Natürlich sahen die Bauernführer dies nicht. Andererseits
spitzte sich die Krise zu und es entstand eine mörderische
Konkurrenz in Handel und Industrie. In dieser (S.186)
Zeit wurde die polnische Mittelklasse von der Regierung in
ihren gewaltsamen Angriffen auf jüdische Konkurrenten
unterstützt.
[Das Joint Distribution
Committee unterstützt die Juden in Polen]

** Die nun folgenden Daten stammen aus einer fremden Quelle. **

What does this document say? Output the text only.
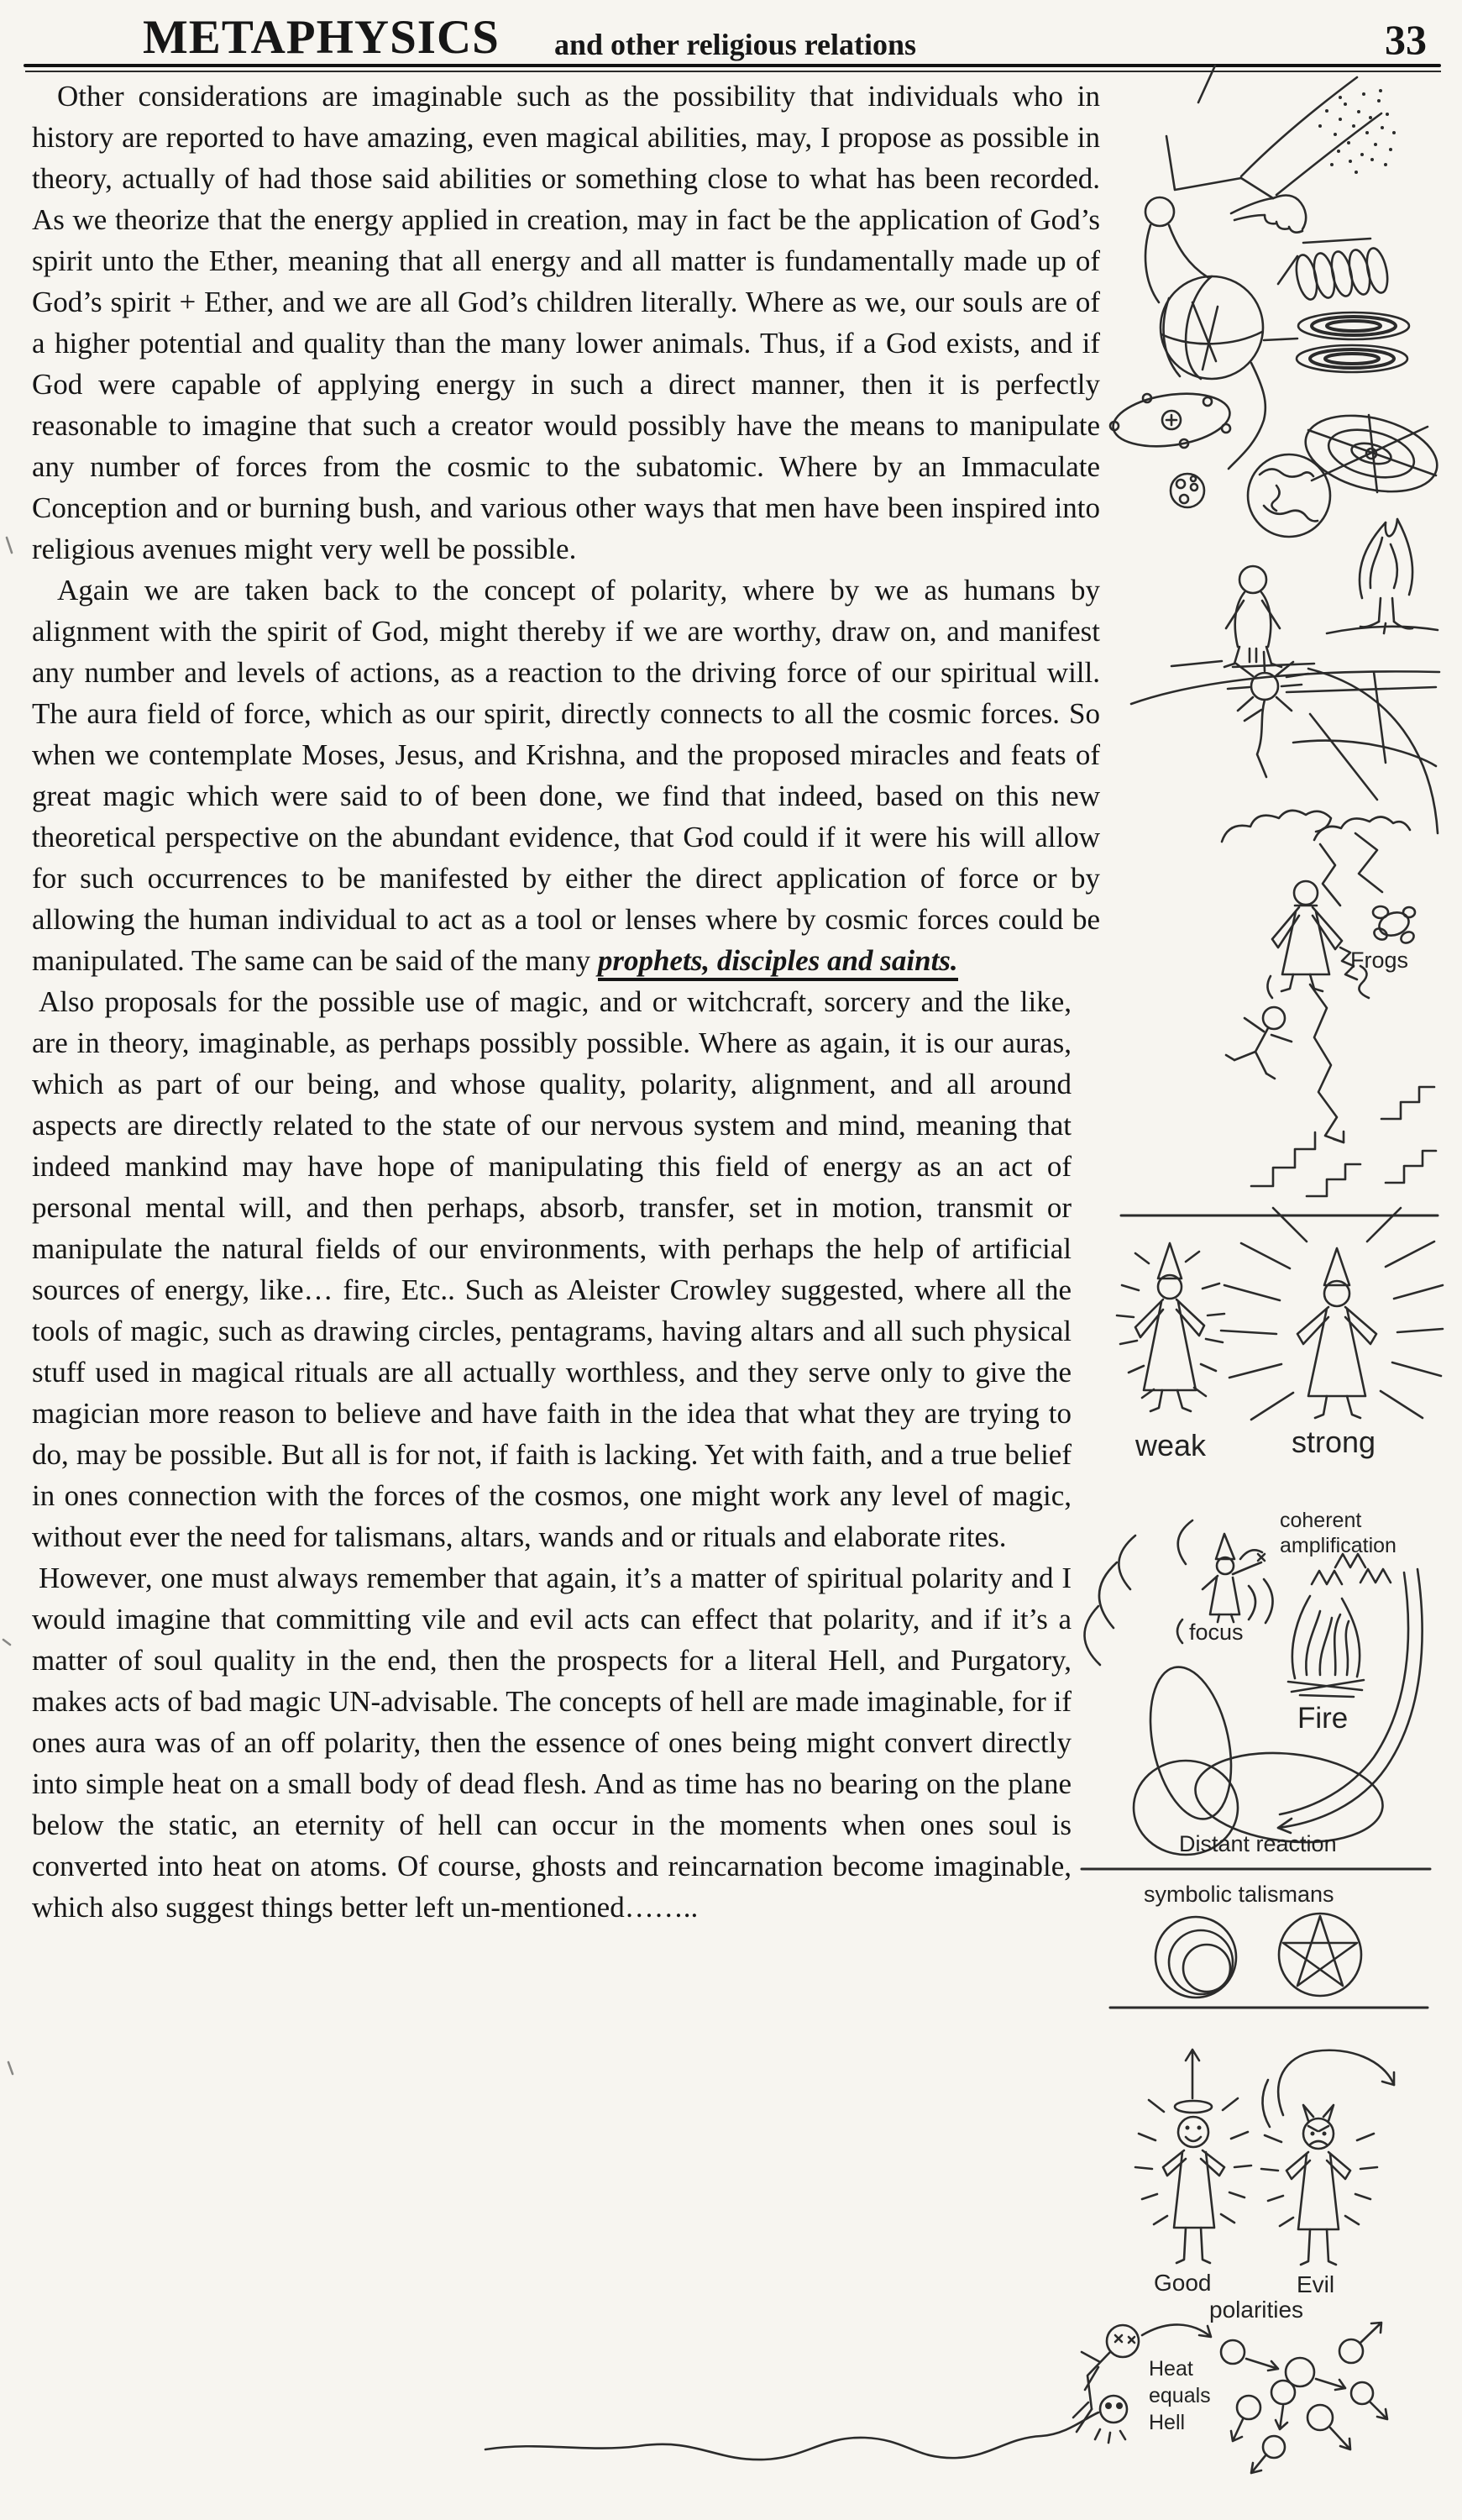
METAPHYSICS and other religious relations	33

Other considerations are imaginable such as the possibility that individuals who in history are reported to have amazing, even magical abilities, may, I propose as possible in theory, actually of had those said abilities or something close to what has been recorded. As we theorize that the energy applied in creation, may in fact be the application of God’s spirit unto the Ether, meaning that all energy and all matter is fundamentally made up of God’s spirit + Ether, and we are all God’s children literally. Where as we, our souls are of a higher potential and quality than the many lower animals. Thus, if a God exists, and if God were capable of applying energy in such a direct manner, then it is perfectly reasonable to imagine that such a creator would possibly have the means to manipulate any number of forces from the cosmic to the subatomic. Where by an Immaculate Conception and or burning bush, and various other ways that men have been inspired into religious avenues might very well be possible.

Again we are taken back to the concept of polarity, where by we as humans by alignment with the spirit of God, might thereby if we are worthy, draw on, and manifest any number and levels of actions, as a reaction to the driving force of our spiritual will. The aura field of force, which as our spirit, directly connects to all the cosmic forces. So when we contemplate Moses, Jesus, and Krishna, and the proposed miracles and feats of great magic which were said to of been done, we find that indeed, based on this new theoretical perspective on the abundant evidence, that God could if it were his will allow for such occurrences to be manifested by either the direct application of force or by allowing the human individual to act as a tool or lenses where by cosmic forces could be manipulated. The same can be said of the many prophets, disciples and saints.

Also proposals for the possible use of magic, and or witchcraft, sorcery and the like, are in theory, imaginable, as perhaps possibly possible. Where as again, it is our auras, which as part of our being, and whose quality, polarity, alignment, and all around aspects are directly related to the state of our nervous system and mind, meaning that indeed mankind may have hope of manipulating this field of energy as an act of personal mental will, and then perhaps, absorb, transfer, set in motion, transmit or manipulate the natural fields of our environments, with perhaps the help of artificial sources of energy, like… fire, Etc.. Such as Aleister Crowley suggested, where all the tools of magic, such as drawing circles, pentagrams, having altars and all such physical stuff used in magical rituals are all actually worthless, and they serve only to give the magician more reason to believe and have faith in the idea that what they are trying to do, may be possible. But all is for not, if faith is lacking. Yet with faith, and a true belief in ones connection with the forces of the cosmos, one might work any level of magic, without ever the need for talismans, altars, wands and or rituals and elaborate rites.

However, one must always remember that again, it’s a matter of spiritual polarity and I would imagine that committing vile and evil acts can effect that polarity, and if it’s a matter of soul quality in the end, then the prospects for a literal Hell, and Purgatory, makes acts of bad magic UN-advisable. The concepts of hell are made imaginable, for if ones aura was of an off polarity, then the essence of ones being might convert directly into simple heat on a small body of dead flesh. And as time has no bearing on the plane below the static, an eternity of hell can occur in the moments when ones soul is converted into heat on atoms. Of course, ghosts and reincarnation become imaginable, which also suggest things better left un-mentioned……..

Frogs
weak	strong
coherent
amplification
focus
Fire
Distant reaction
symbolic talismans
Good	Evil
polarities
Heat
equals
Hell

Im Wesentlichen deswegen war es die Aufgabe des JDC als
die hauptsächliche jüdische Hilfsorganisation, ein
Nachhutsgefecht zum Schutz der hilflosen jüdischen Händler
und Bauern so weit wie möglich gegen die kombinierten
Angriffe von Regierung, Mob und wirtschaftlicher
Konkurrenz durchzuführen.
[Ab 1937: Das
antisemitische Polen kopiert die Nazi-Gesetze gegen
Juden im Dritten Reich]
Der ökonomische und nationalistische Antisemitismus
stammte klar von Nazi-Einfluss. Die Widerrufung der
Gleichberechtigung der Juden in Polen wurde im April 1937
zu einer erklärten Endek-Politik [Nationale Demokraten].
Boykottmassnahmen und der Druck auf Juden zur Auswanderung
bezogen sich immer auf das deutsche Vorbild.